Cela peut paraître paradoxal : décider dans une période de doutes et d’incertitudes de se lancer dans une nouvelle trajectoire professionnelle. Mais la tendance depuis l’an dernier est profonde et n’épargne pas la Guyane. Selon l’étude sur les rémunérations menée chaque année par le cabinet Michael Page, un actif sur deux envisage une reconversion professionnelle dans les deux prochaines années. "La crise sanitaire à jouer le rôle de catalyseur" avance Sagie Hausermann, coach de vie. Parmi les moteurs de cette volonté de changement on retrouve le manque d'évolution au sein d'une entreprise paralysée par la crise, la dégradtion des conditions de travail ou encore la volonté de retrouver la maîtrise de son avenir. Sautez le pas reste toutefois le fruit d’un cheminement personnel. En 2020 il y a d’abord eu un temps de frein dans les initiatives, comme une paralysie de la société, saisie par l’arrivée de la pandémie. Par la suite la dynamique a repris et s’est même accentuée. Un constat déjà fait au niveau national mais également en Guyane.
Sur 153 demandes d’accompagnement de porteurs de projets depuis le début de l’année, près d’un tiers sont des salariés indique la plateforme d’initiative Centre Est Guyane. Les profils sont variés, mais globalement l’idée pour ces personnes est de mener un changement de fond à termes même si elles gardent leur activité dans la phase de transition. Une prudence assumée, la question du niveau de revenu est quoi qu’on en dise centrale.
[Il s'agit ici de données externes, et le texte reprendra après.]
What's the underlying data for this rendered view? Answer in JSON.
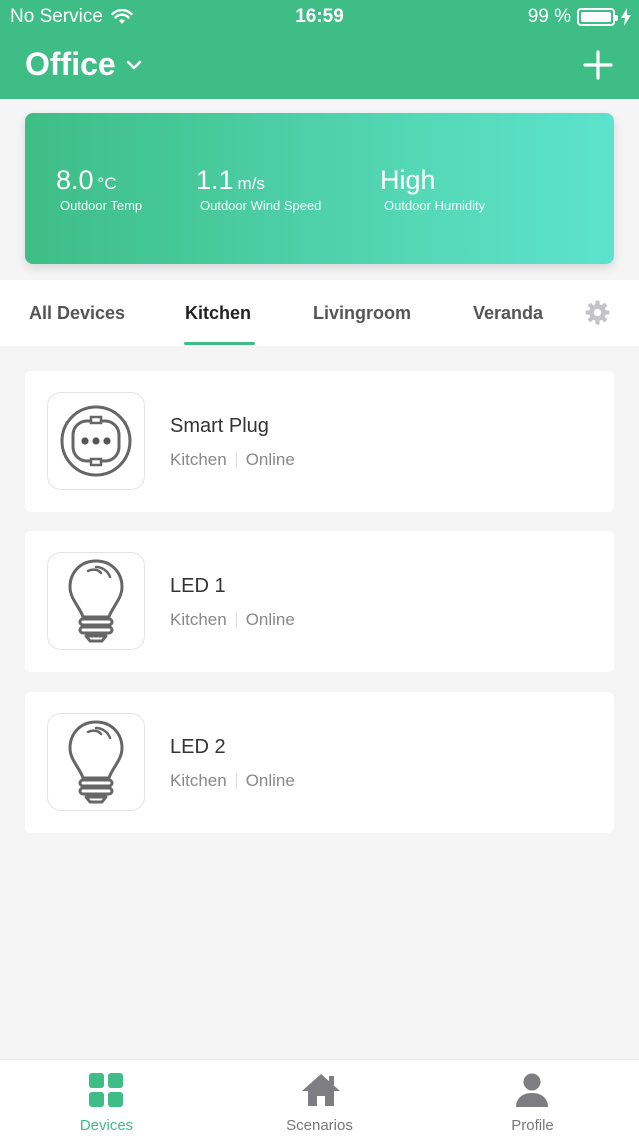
{
  "status_bar": {
    "carrier": "No Service",
    "time": "16:59",
    "battery_percent": "99 %",
    "battery_level": 0.99
  },
  "header": {
    "title": "Office",
    "title_icon": "chevron-down-icon",
    "action_icon": "plus-icon"
  },
  "weather": {
    "temp_value": "8.0",
    "temp_unit": "°C",
    "temp_label": "Outdoor Temp",
    "wind_value": "1.1",
    "wind_unit": "m/s",
    "wind_label": "Outdoor Wind Speed",
    "humidity_value": "High",
    "humidity_label": "Outdoor Humidity"
  },
  "tabs": [
    {
      "label": "All Devices",
      "active": false
    },
    {
      "label": "Kitchen",
      "active": true
    },
    {
      "label": "Livingroom",
      "active": false
    },
    {
      "label": "Veranda",
      "active": false
    }
  ],
  "devices": [
    {
      "name": "Smart Plug",
      "room": "Kitchen",
      "status": "Online",
      "icon": "smart-plug-icon"
    },
    {
      "name": "LED 1",
      "room": "Kitchen",
      "status": "Online",
      "icon": "light-bulb-icon"
    },
    {
      "name": "LED 2",
      "room": "Kitchen",
      "status": "Online",
      "icon": "light-bulb-icon"
    }
  ],
  "tab_bar": [
    {
      "label": "Devices",
      "icon": "grid-icon",
      "active": true
    },
    {
      "label": "Scenarios",
      "icon": "home-icon",
      "active": false
    },
    {
      "label": "Profile",
      "icon": "person-icon",
      "active": false
    }
  ],
  "colors": {
    "accent": "#3ebd86",
    "gradient_end": "#5ce3cd",
    "background": "#f5f5f6"
  }
}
Parmi ces salariés, moins d’un dizaine cherche un complément de revenus, la plupart sont en pied du mur. Ils ont connu une précarisation avec la crise sanitaire, leur contrat ayant été transformé en temps partiel ou oscillant entre activité et chômage partiel.
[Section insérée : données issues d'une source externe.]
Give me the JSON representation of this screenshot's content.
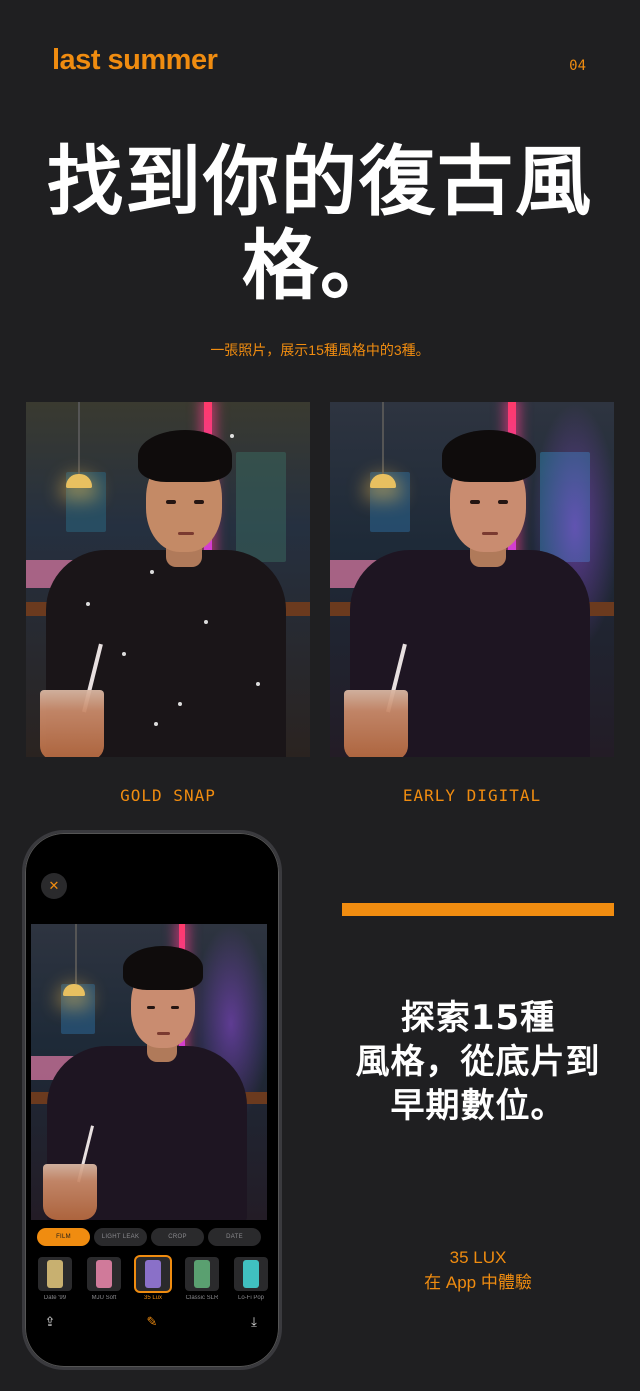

La crise comme électrochoc
Les salariés les plus concernés sont sans surprise les personnes évoluant dans les secteurs les plus impactés par la crise, du service à la personne en passant par la restauration et dans une moindre mesure le commerce. Si le fait de n’être pas sûre de retrouver une activité une fois la crise passée a joué pour beaucoup, la quête de sens peut aussi être un moteur pour une minorité de ces nouveaux porteurs de projets. Armand Charles, coach professionnel et préparateur mental, pense ainsi que la crise a servi d’électrochoc pour certains salariés à la recherche d’une plus grande qualité de vie.
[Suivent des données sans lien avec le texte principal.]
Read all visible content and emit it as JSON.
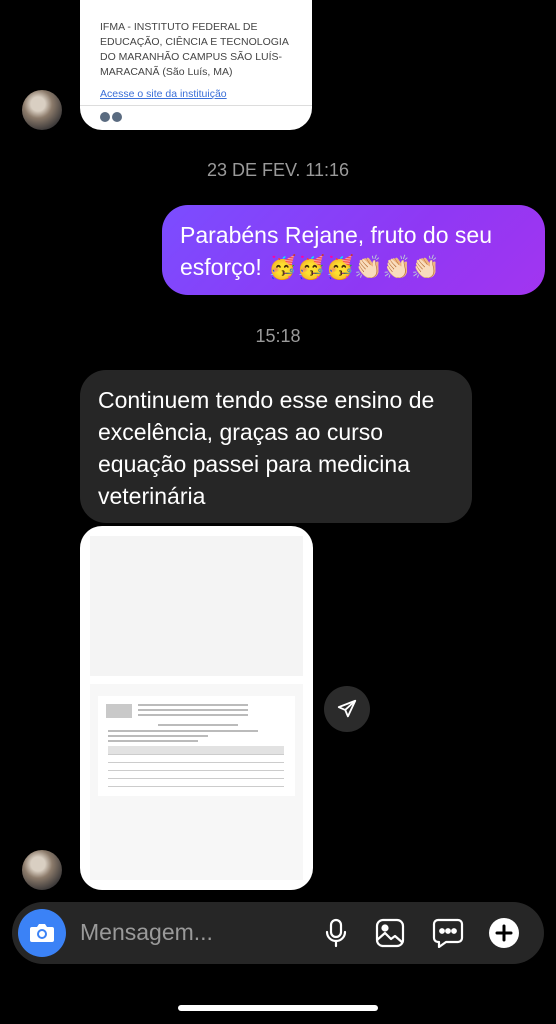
{
  "shared_card": {
    "institution": "IFMA - INSTITUTO FEDERAL DE EDUCAÇÃO, CIÊNCIA E TECNOLOGIA DO MARANHÃO CAMPUS SÃO LUÍS-MARACANÃ (São Luís, MA)",
    "link": "Acesse o site da instituição"
  },
  "timestamps": {
    "first": "23 DE FEV. 11:16",
    "second": "15:18"
  },
  "messages": {
    "outgoing_text": "Parabéns Rejane, fruto do seu esforço! 🥳🥳🥳👏🏻👏🏻👏🏻",
    "incoming_text": "Continuem tendo esse ensino de excelência, graças ao curso equação passei para medicina veterinária"
  },
  "composer": {
    "placeholder": "Mensagem..."
  },
  "icons": [
    "camera-icon",
    "microphone-icon",
    "gallery-icon",
    "sticker-icon",
    "plus-icon",
    "share-icon"
  ],
  "colors": {
    "outgoing_bubble": "#8f38f4",
    "incoming_bubble": "#262626",
    "camera": "#3b82f6"
  }
}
Ce besoin illustre aussi un autre rapport au travail, l’envie d’en finir avec le stress et la pression d’un patron avec ses exigences pas toujours conforme à notre fonctionnement.
La réflexion ne débouche pas forcément sur une conversion nette sur le plan professionnel. On observe notamment une tendance vers des activités génératrices de revenus complémentaires comme les placements, ou le trading. L’idée par ces temps d’incertitudes est aussi d’anticiper l’avenir et améliorer son quotidien. En effet le rapport au travail aussi évolue, le sentiment que le temps de travail prend trop de place a été souligné par le temps que chacun a pu retrouver pour soi lors des différentes phases d’arrêt d’activité ou la limitation des loisirs extérieurs.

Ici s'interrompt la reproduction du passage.